Trump butta fuori Pam Bondi perché troppo tenera con chi gli sta contro, la giustizia secondo il tycoon non è roba da deboli
Donald Trump, in un gesto di rara trasparenza e sensibilità istituzionale, ha deciso di sollevare dall’incarico la sua fedele Attorney General, Pam Bondi. La notizia, svelata senza troppa riluttanza da fonti interne filtrate a CNN e Fox News, è stata ufficialmente confermata dalla Casa Bianca con la solita pomposità. Non si tratta di un licenziamento improvviso: le voci avevano iniziato a circolare già mercoledì sera, quando un celebre giornale britannico si è permesso di intercettare una conversazione privata dell’inquilino della Casa Bianca, dove si diceva che Trump minacciava di sostituire Bondi con Lee Zeldin, l’attuale capo della Environmental Protection Agency (EPA). Nulla dice sulla competenza ambientale del sostituto, ma si sa che il cambiamento è il sale della vita politica.

Come se non bastasse, il presidente ha poi annunciato con enfasi neanche troppo velata su Truth Social – la piattaforma preferita di chi desidera tanto essere ascoltato quanto ignorato – che l’ex numero due del Dipartimento di Giustizia, Todd Blanche, suo ex avvocato personale, sarebbe il nuovo Procuratore Generale ad interim. Lo stesso Trump ha voluto precisare la cosa in queste dolci parole:

«Pam Bondi è una grande patriota americana e un’amica fedele, che ha servito con lealtà come mia procuratrice generale nell’ultimo anno. Adoriamo Pam e passerà a un nuovo lavoro molto necessario e importante nel settore privato, che sarà annunciato a breve, mentre il nostro vice procuratore generale, un giurista di grande talento e rispettato, Todd Blanche, assumerà l’incarico di procuratore generale ad interim.»

Tradotto: Bondi lascia, l’incarico provvisorio va a un amico fidato, e il futuro della ex Attorney General resterà avvolto nel mistero di “un nuovo lavoro molto importante”. Nel frattempo, Todd Blanche, attuale numero due del Dipartimento, prenderà temporaneamente le redini, mentre le vere decisioni vengono prese altrove.

Il capitolo “Bondi licenziata”: un mix di caos e compromessi

Non c’è mai un momento tranquillo al dipartimento di Giustizia. Pare che Trump avesse anticipato a Bondi la sua intenzione di scaricarla qualche giorno prima, probabilmente per esercitare quella che gli esperti chiamano “la diplomazia della limousine”. Infatti, martedì, la signora Bondi ha fatto un bel giro con la limousine presidenziale, direttamente verso la Corte Suprema, dove il presidente si lussava ad ascoltare le audizioni sul caso della cittadinanza per nascita – come se non avesse altre cose urgenti da fare.

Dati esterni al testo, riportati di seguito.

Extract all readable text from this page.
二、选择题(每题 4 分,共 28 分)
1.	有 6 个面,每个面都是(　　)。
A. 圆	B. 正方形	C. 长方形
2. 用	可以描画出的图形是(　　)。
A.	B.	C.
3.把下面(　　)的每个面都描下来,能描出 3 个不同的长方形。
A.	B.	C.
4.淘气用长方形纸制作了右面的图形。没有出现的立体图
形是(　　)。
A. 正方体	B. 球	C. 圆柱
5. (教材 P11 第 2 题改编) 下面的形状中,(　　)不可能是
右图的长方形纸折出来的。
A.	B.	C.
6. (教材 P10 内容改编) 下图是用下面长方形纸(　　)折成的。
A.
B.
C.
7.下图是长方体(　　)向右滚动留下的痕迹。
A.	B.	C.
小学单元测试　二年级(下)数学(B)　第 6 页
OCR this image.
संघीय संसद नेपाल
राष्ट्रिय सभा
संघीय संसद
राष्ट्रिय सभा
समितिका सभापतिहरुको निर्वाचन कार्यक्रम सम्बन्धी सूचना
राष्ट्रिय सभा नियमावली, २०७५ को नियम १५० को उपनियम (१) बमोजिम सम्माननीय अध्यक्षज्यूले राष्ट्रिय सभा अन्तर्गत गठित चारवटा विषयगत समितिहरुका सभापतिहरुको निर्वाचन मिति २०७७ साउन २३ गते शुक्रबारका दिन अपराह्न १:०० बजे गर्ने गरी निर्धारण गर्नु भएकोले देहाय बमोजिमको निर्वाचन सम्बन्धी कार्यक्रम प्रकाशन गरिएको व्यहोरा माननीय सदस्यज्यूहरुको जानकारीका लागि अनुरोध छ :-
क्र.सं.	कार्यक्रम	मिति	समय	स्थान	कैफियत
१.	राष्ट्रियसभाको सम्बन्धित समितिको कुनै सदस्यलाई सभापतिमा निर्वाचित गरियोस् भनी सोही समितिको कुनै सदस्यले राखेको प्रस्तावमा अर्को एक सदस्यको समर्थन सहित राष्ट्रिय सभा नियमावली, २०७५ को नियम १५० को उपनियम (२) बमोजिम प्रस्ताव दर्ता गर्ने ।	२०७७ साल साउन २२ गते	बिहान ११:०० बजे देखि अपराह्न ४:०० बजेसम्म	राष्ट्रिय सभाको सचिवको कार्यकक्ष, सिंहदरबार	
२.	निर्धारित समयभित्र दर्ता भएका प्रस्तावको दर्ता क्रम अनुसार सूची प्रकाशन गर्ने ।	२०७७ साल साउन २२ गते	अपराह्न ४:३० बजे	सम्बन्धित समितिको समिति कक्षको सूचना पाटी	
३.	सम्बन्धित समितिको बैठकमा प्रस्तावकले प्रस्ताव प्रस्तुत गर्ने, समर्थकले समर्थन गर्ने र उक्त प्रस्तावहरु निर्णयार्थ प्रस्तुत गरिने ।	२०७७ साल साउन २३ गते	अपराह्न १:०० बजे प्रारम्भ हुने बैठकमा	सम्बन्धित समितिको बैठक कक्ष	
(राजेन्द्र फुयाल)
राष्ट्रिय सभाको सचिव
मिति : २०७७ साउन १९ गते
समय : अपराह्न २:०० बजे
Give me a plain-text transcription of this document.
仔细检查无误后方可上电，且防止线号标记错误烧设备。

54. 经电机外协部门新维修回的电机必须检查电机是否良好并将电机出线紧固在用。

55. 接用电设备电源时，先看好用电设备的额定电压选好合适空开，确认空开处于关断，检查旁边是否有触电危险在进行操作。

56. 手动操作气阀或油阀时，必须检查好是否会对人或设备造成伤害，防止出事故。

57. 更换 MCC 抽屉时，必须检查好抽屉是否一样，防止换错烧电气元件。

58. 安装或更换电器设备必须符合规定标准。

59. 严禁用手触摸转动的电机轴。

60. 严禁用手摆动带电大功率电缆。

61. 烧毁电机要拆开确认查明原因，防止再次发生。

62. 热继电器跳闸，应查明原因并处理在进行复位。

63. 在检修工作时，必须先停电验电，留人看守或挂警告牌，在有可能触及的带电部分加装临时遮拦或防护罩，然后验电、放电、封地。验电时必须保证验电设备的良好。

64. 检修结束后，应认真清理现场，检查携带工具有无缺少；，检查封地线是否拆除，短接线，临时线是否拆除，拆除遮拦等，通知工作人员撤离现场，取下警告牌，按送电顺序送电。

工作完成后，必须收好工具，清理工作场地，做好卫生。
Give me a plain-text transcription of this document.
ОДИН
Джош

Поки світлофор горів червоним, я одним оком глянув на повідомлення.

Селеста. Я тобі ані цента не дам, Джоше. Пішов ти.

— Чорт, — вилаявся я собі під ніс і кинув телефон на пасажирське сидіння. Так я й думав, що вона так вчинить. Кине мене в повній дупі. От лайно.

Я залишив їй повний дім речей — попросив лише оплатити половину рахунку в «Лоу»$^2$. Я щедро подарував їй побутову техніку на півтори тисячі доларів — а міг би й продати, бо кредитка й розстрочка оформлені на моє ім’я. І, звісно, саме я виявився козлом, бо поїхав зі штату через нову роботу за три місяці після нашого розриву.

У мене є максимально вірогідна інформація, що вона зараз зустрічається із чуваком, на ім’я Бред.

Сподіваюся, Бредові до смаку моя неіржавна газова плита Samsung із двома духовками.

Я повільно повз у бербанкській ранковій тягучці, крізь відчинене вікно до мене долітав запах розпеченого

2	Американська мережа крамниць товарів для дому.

Bondi, alla veneranda età di 60 anni (un dettaglio che aggiunge un po’ di fascino alla vicenda), era stata inizialmente scelta da Trump dopo che la candidatura più promettente, quella di Matt Gaetz, era andata a sbattere contro i “temuti” filtri del Congresso ancor prima di cominciare. Davvero una fortuna per lei…

Naturalmente, il suo licenziamento non poteva non essere motivato da prestazioni discutibili nel gestire il famigerato caso Epstein. Un pasticcio che ha lasciato tutti a bocca aperta, un vero monumento all’efficienza giudiziaria. Ma soprattutto, non avrebbe avuto la forza o la voglia di scagliare tutto il peso della legge contro gli avversari politici di Trump. Un dettaglio che in questo particolare contesto vale praticamente come una sentenza di condanna.

Bollette e Borsa: chi vuole ancora problemi quando puoi avere caos?

Nel frattempo, sui mercati finanziari è scoppiato il consueto tumulto. Diciamocelo con franchezza: ogni volta che va in scena una delle tante scene teatrali del presidente, le borse reagiscono con l’inconfondibile sinfonia del “crollo immediato seguito da recupero lampo”. I risparmi degli investitori oscillano come i tweet del nostro caro leader, creando un’emozione degna di uno spettacolo comico. Chi ha detto che la stabilità è un valore? Meglio l’alta tensione, almeno non ci si annoia.

Insomma, dopo uno scambio di accuse e discussioni infuocate tra il presidente e l’agguerrita Attorney General, sembra che la vera politica americana si riduca a questo: scegli una pedina, usala finché serve e poi cambia all’occorrenza, come fossero cosmetici da rivendere al mercato nero della politica. La lealtà? Un affare di facciata. La competenza? Una conferma per chiunque padroneggi il gioco di potere e le amicizie giuste. La giustizia? Un optional che viene fuori solo quando fa comodo.